ARLINGTON, Texas — The Baylor Bears defeated the Oklahoma State Cowboys, 21-16, on Saturday in the Big 12 Championship game at AT&T Stadium.
Baylor jumped out to a 21-6 lead at halftime. The Bears’ defense forced four Spencer Sanders interceptions. But the Bears hung on for dear life to get the win, as the Cowboys (11-2) turned their game with the Bears (11-2) into a street fight. Despite his mistakes, Sanders threw for 247 yards, rushed for another 33 and led the Cowboys on a potential game-winning drive in the final minutes until Baylor’s incredible goal-line stand in the waning seconds to preserve the win.
Baylor quarterback Blake Shapen will go down as the starting quarterback that helped Baylor win its first Big 12 Championship game, and its first Big 12 title since 2014. But, as the Bears failed to score a single point in the second half, it was the defense that saved the day — Jalen Pitre, Terrell Bernard, Dillon Doyle, Jairon McVea, JT Woods and the names go on.
Here are our three takeaways from the game.
1. Baylor’s (2022) Quarterback Competition?
Gerry Bohanon deserves to start for the Bears in their bowl game (most likely the Sugar Bowl) assuming he’s healthy to do so. But Blake Shapen signaled that there’s a quarterback battle to be had with his performance in the Big 12 Championship game. He completed his first 17 passes of the game and led the Bears on three touchdown drives, all of which he polished off with touchdown passes. He showed great command for the offense. In the second half, Oklahoma State’s defense had a lot to do with Shapen’s struggles, along with the entire offense. Bohanon and Shapen can give the Bears different things as the position, and head coach Dave Aranda would be smart to let the pair slug it out in spring camp to see which one has the ability to elevate this offense to the next level. That can even be done with the understanding that Bohanon is the incumbent (which he should be after a solid first season as a starter). The Bears aren’t missing much to be a national title contender. That much is clear.

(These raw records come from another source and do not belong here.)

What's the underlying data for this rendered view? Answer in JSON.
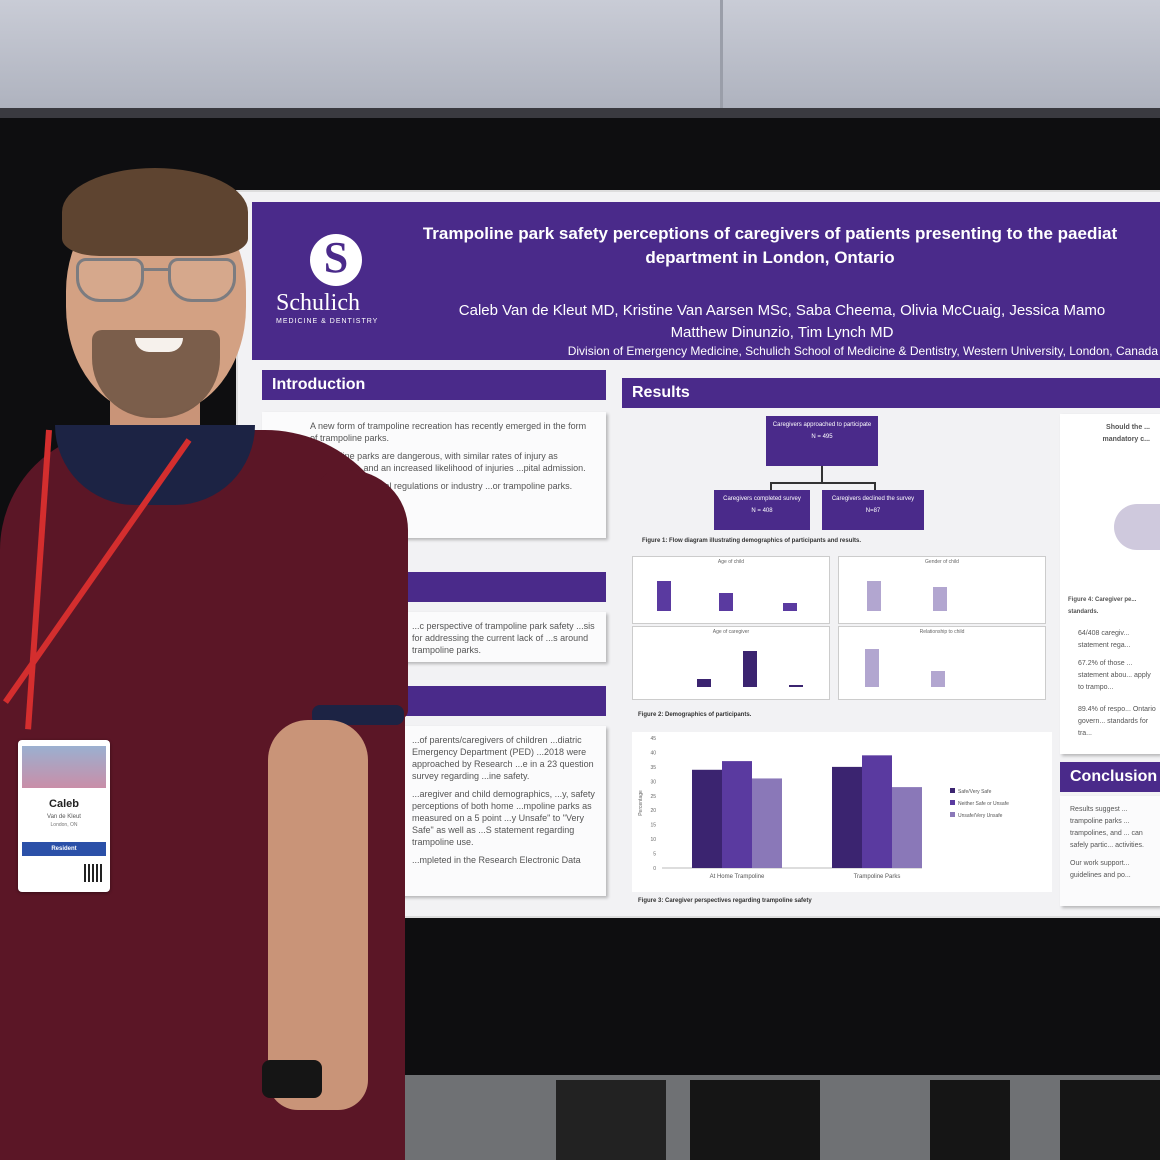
{
  "poster": {
    "title_line1": "Trampoline park safety perceptions of caregivers of patients presenting to the paediat",
    "title_line2": "department in London, Ontario",
    "authors_line1": "Caleb Van de Kleut MD, Kristine Van Aarsen MSc, Saba Cheema, Olivia McCuaig, Jessica Mamo",
    "authors_line2": "Matthew Dinunzio, Tim Lynch MD",
    "affiliation": "Division of Emergency Medicine, Schulich School of Medicine & Dentistry, Western University, London, Canada",
    "logo_text": "Schulich",
    "logo_sub": "MEDICINE & DENTISTRY",
    "introduction": {
      "heading": "Introduction",
      "p1": "A new form of trampoline recreation has recently emerged in the form of trampoline parks.",
      "p2": "Trampoline parks are dangerous, with similar rates of injury as ...ampolines, and an increased likelihood of injuries ...pital admission.",
      "p3": "...dian governmental regulations or industry ...or trampoline parks."
    },
    "objective_text": "...c perspective of trampoline park safety ...sis for addressing the current lack of ...s around trampoline parks.",
    "methods_text1": "...of parents/caregivers of children ...diatric Emergency Department (PED) ...2018 were approached by Research ...e in a 23 question survey regarding ...ine safety.",
    "methods_text2": "...aregiver and child demographics, ...y, safety perceptions of both home ...mpoline parks as measured on a 5 point ...y Unsafe\" to \"Very Safe\" as well as ...S statement regarding trampoline use.",
    "methods_text3": "...mpleted in the Research Electronic Data",
    "results": {
      "heading": "Results",
      "flow_top": "Caregivers approached to participate",
      "flow_top_n": "N = 495",
      "flow_left": "Caregivers completed survey",
      "flow_left_n": "N = 408",
      "flow_right": "Caregivers declined the survey",
      "flow_right_n": "N=87",
      "fig1": "Figure 1: Flow diagram illustrating demographics of participants and results.",
      "fig2": "Figure 2: Demographics of participants.",
      "fig3": "Figure 3: Caregiver perspectives regarding trampoline safety",
      "mini1_title": "Age of child",
      "mini2_title": "Gender of child",
      "mini3_title": "Age of caregiver",
      "mini4_title": "Relationship to child",
      "fig4": "Figure 4: Caregiver pe... standards.",
      "should_text": "Should the ... mandatory c...",
      "bullet1": "64/408 caregiv... statement rega...",
      "bullet2": "67.2% of those ... statement abou... apply to trampo...",
      "bullet3": "89.4% of respo... Ontario govern... standards for tra..."
    },
    "conclusion": {
      "heading": "Conclusion",
      "b1": "Results suggest ... trampoline parks ... trampolines, and ... can safely partic... activities.",
      "b2": "Our work support... guidelines and po..."
    }
  },
  "chart_data": {
    "type": "bar",
    "categories": [
      "At Home Trampoline",
      "Trampoline Parks"
    ],
    "series": [
      {
        "name": "Safe/Very Safe",
        "values": [
          34,
          35
        ]
      },
      {
        "name": "Neither Safe or Unsafe",
        "values": [
          37,
          39
        ]
      },
      {
        "name": "Unsafe/Very Unsafe",
        "values": [
          31,
          28
        ]
      }
    ],
    "ylabel": "Percentage",
    "ylim": [
      0,
      45
    ],
    "yticks": [
      "45",
      "40",
      "35",
      "30",
      "25",
      "20",
      "15",
      "10",
      "5",
      "0"
    ],
    "colors": [
      "#3b2470",
      "#5a3aa0",
      "#8a78b8"
    ]
  },
  "badge": {
    "first_name": "Caleb",
    "last_name": "Van de Kleut",
    "city": "London, ON",
    "role": "Resident"
  }
}
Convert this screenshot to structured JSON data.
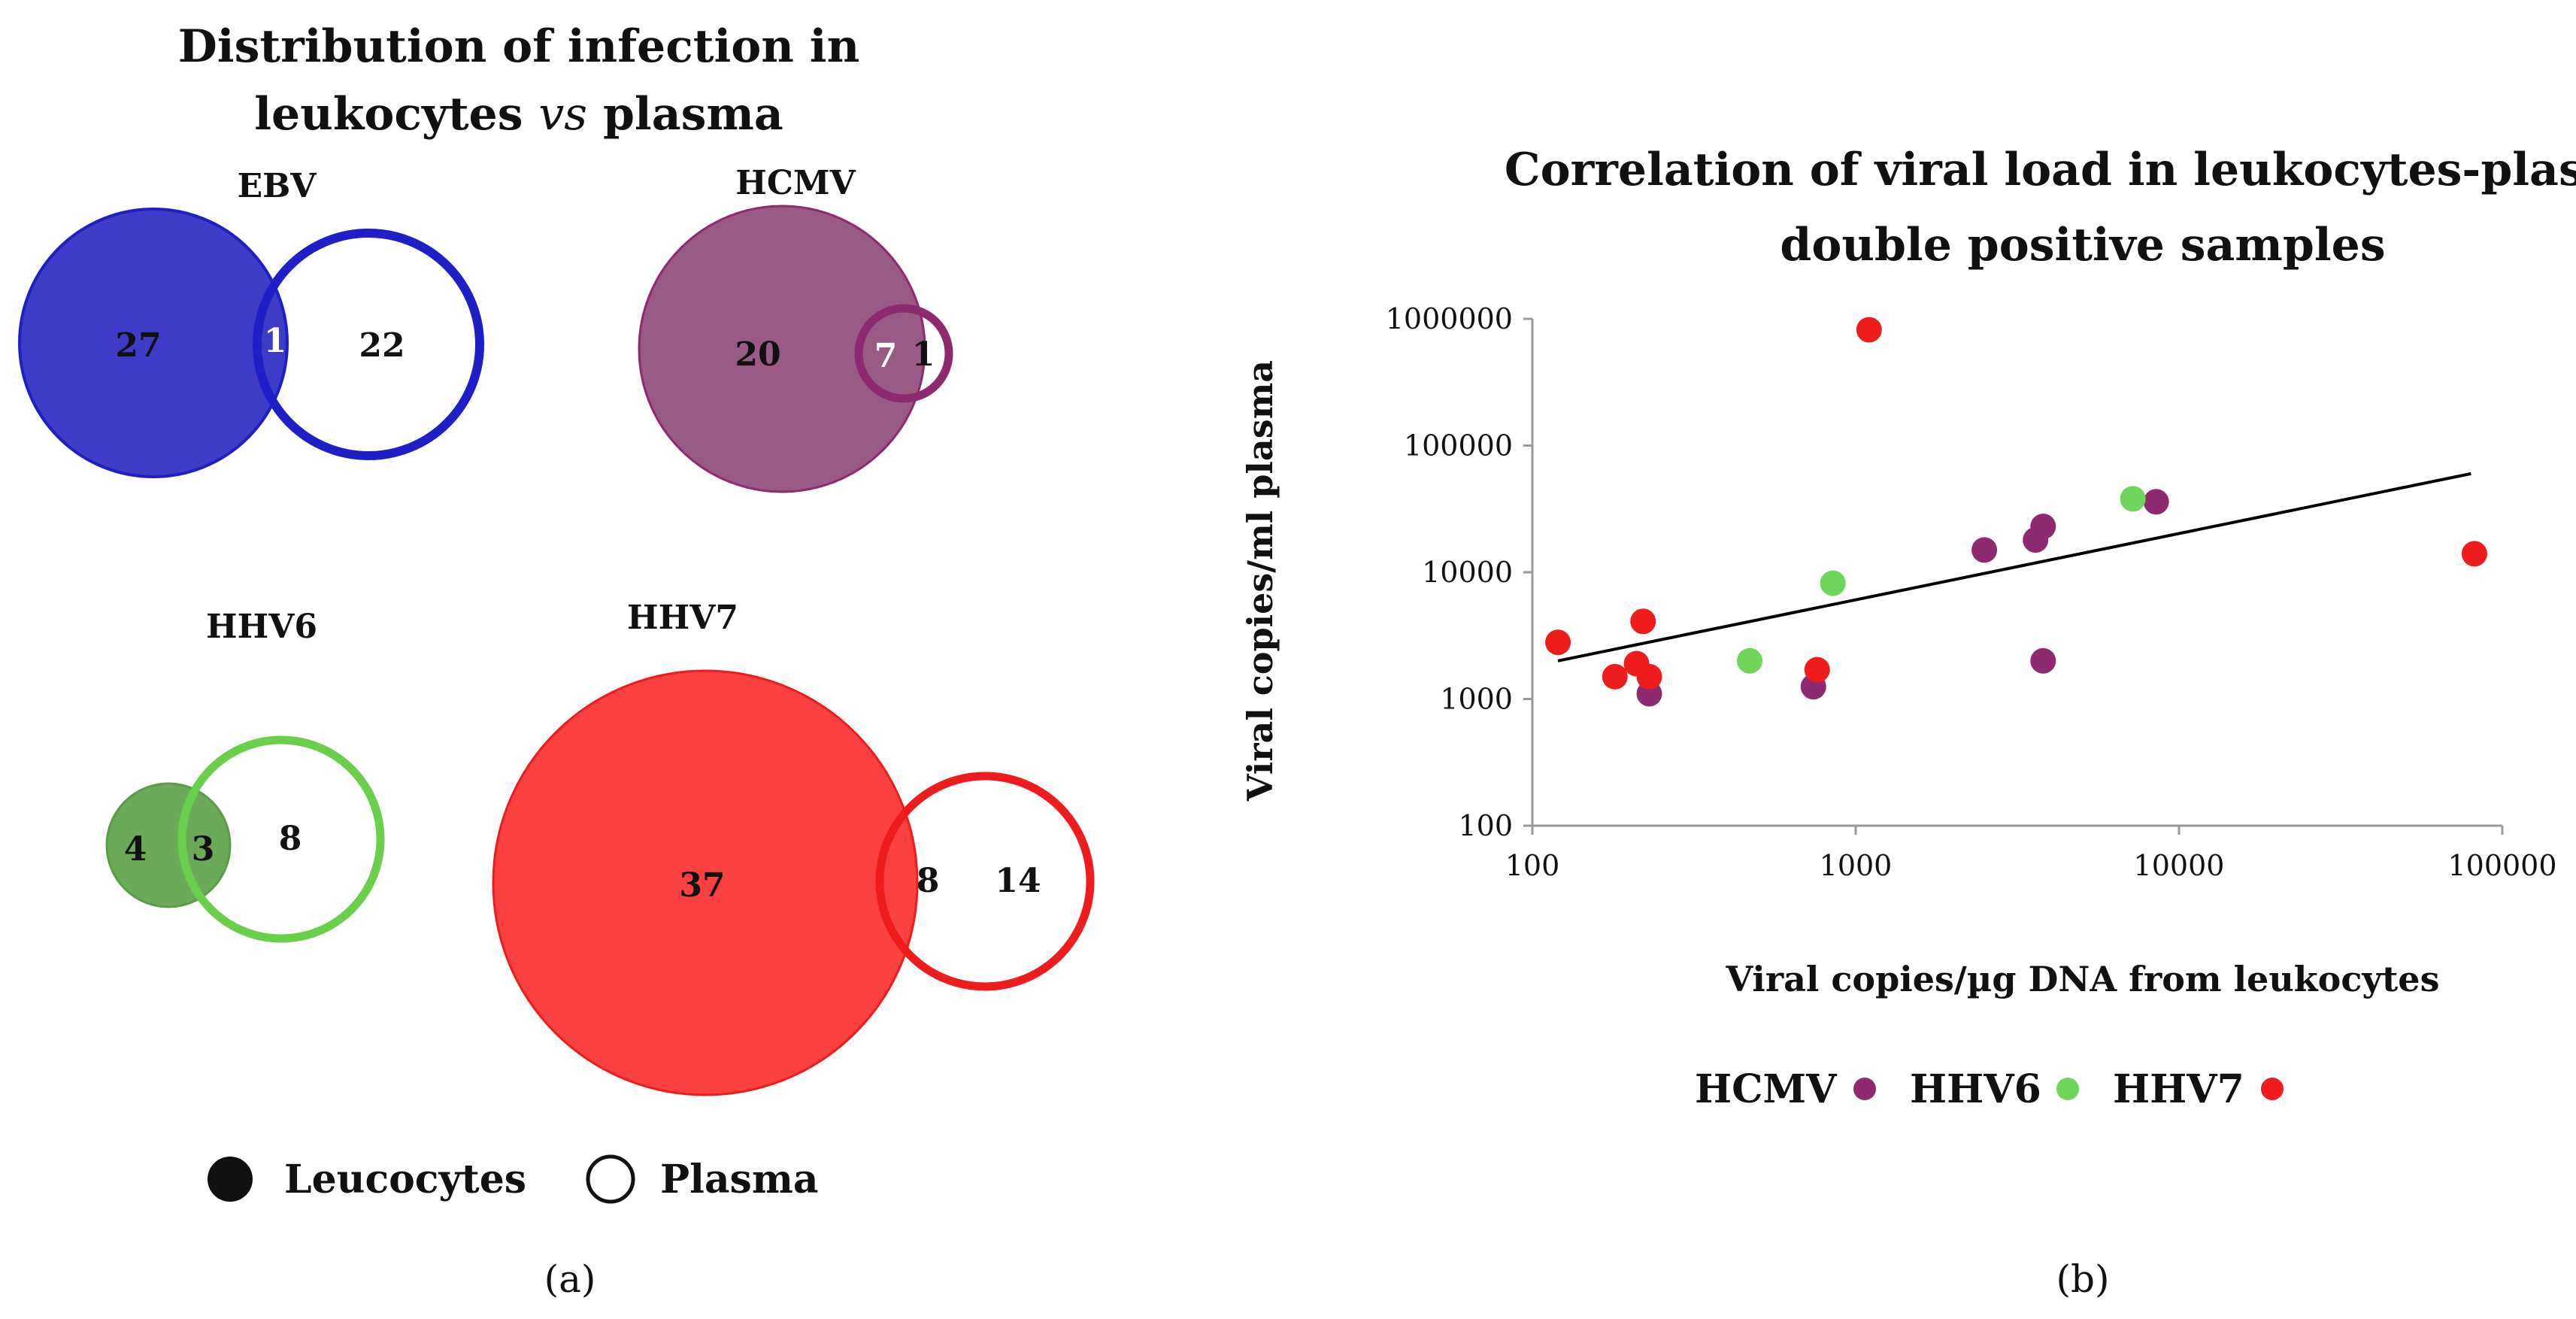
{
  "panel_a": {
    "title_line1": "Distribution of infection in",
    "title_line2_pre": "leukocytes ",
    "title_line2_italic": "vs",
    "title_line2_post": " plasma",
    "label": "(a)",
    "legend": {
      "filled": "Leucocytes",
      "open": "Plasma"
    },
    "venns": [
      {
        "name": "EBV",
        "leukocytes_only": "27",
        "both": "1",
        "plasma_only": "22",
        "color": "#1f1fc8",
        "fill": "#3c3cc6"
      },
      {
        "name": "HCMV",
        "leukocytes_only": "20",
        "both": "7",
        "plasma_only": "1",
        "color": "#8e2a70",
        "fill": "#9a5a86"
      },
      {
        "name": "HHV6",
        "leukocytes_only": "4",
        "both": "3",
        "plasma_only": "8",
        "color": "#6ad04c",
        "fill": "#6aaa58"
      },
      {
        "name": "HHV7",
        "leukocytes_only": "37",
        "both": "8",
        "plasma_only": "14",
        "color": "#ee1c1c",
        "fill": "#fa4040"
      }
    ]
  },
  "panel_b": {
    "label": "(b)",
    "chart_data": {
      "type": "scatter",
      "title": "Correlation of viral load in leukocytes-plasma double positive samples",
      "title_line1": "Correlation of viral load in leukocytes-plasma",
      "title_line2": "double positive samples",
      "xlabel": "Viral copies/µg DNA from leukocytes",
      "ylabel": "Viral copies/ml plasma",
      "xscale": "log",
      "yscale": "log",
      "xlim": [
        100,
        100000
      ],
      "ylim": [
        100,
        1000000
      ],
      "xticks": [
        "100",
        "1000",
        "10000",
        "100000"
      ],
      "yticks": [
        "100",
        "1000",
        "10000",
        "100000",
        "1000000"
      ],
      "trendline": {
        "x": [
          120,
          80000
        ],
        "y": [
          2000,
          60000
        ]
      },
      "series": [
        {
          "name": "HCMV",
          "color": "#8e2a70",
          "points": [
            [
              230,
              1100
            ],
            [
              740,
              1250
            ],
            [
              2500,
              15000
            ],
            [
              3600,
              18000
            ],
            [
              3800,
              23000
            ],
            [
              8500,
              36000
            ],
            [
              3800,
              2000
            ]
          ]
        },
        {
          "name": "HHV6",
          "color": "#6fd55a",
          "points": [
            [
              470,
              2000
            ],
            [
              850,
              8200
            ],
            [
              7200,
              38000
            ]
          ]
        },
        {
          "name": "HHV7",
          "color": "#ee1c1c",
          "points": [
            [
              120,
              2800
            ],
            [
              180,
              1500
            ],
            [
              210,
              1900
            ],
            [
              220,
              4100
            ],
            [
              230,
              1500
            ],
            [
              760,
              1700
            ],
            [
              1100,
              820000
            ],
            [
              82000,
              14000
            ]
          ]
        }
      ],
      "legend_position": "bottom"
    }
  }
}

After the game, Shapen was humble, saying he was grateful for the opportunity and considered it Bohanon’s team. At minimum, Shapen proved that the Bears have a deeper quarterback room than many thought. That’s a bonus in a transfer portal world.
2. The Cowboys Missed Another Golden Opportunity
Back in 2011, the Oklahoma State Cowboys were in line to reach the BCS National Championship game, sitting at No. 2 in the country in the AP Poll. But it was one loss on Nov. 18 on the road at Iowa State that ended that dream. It look them a decade to get back to a point where they could take another shot at it. But, again, the Cowboys weren’t quite able to get across the finish line. Mistakes were the big blow for OSU. Four Spencer Sanders interceptions put the Cowboys in a big hole, and seven of Sanders’ interceptions this season have come against Baylor. So there’s something the Bears know about Sanders that the other Big 12 teams don’t. The Cowboys were without running back Jaylen Warren, as head coach Mike Gundy said he was “physically unable to play.” Several defenders were beat up throughout the game. But, the Cowboys hung in there, the defense stuffed Baylor in the second half and Sanders managed to make some gutty plays as the Cowboys had a chance to win in the final minute. Being unable to convert that fourth down probably kept the Cowboys out of the College Football Playoff and a legitimate shot at a national championship. That would be the second time in 10 years the Cowboys have missed out.
3. The Future
The Big 12 is changing, and everyone knows it. Even without the conference’s two blue bloods in the game — Oklahoma and Texas — the Big 12 Championship game had its second-largest attendance since the game was rebooted in 2017 (more than 66,000 fans). Oklahoma State head coach Mike Gundy said he “loved the atmosphere.” Big 12 commissioner Bob Bowlsby had to love that as he handed the trophy to Dave Aranda. He also had to love that two teams that are sticking around made it to the title game, brought big crowds with them and put together a compelling game. Shortly after the Big 12 title game ended, the American Athletic Conference title game began with Cincinnati and Houston — two future Big 12 programs — facing each other. Seeing the Cowboys fail to win and get a potential shot at the College Football Playoff hurts the conference’s overall profile. But, no matter what happens with playoff expansion, the Big 12 is showing that it’s up to the task of sending a team to the postseason every year — and being competitive once it gets there.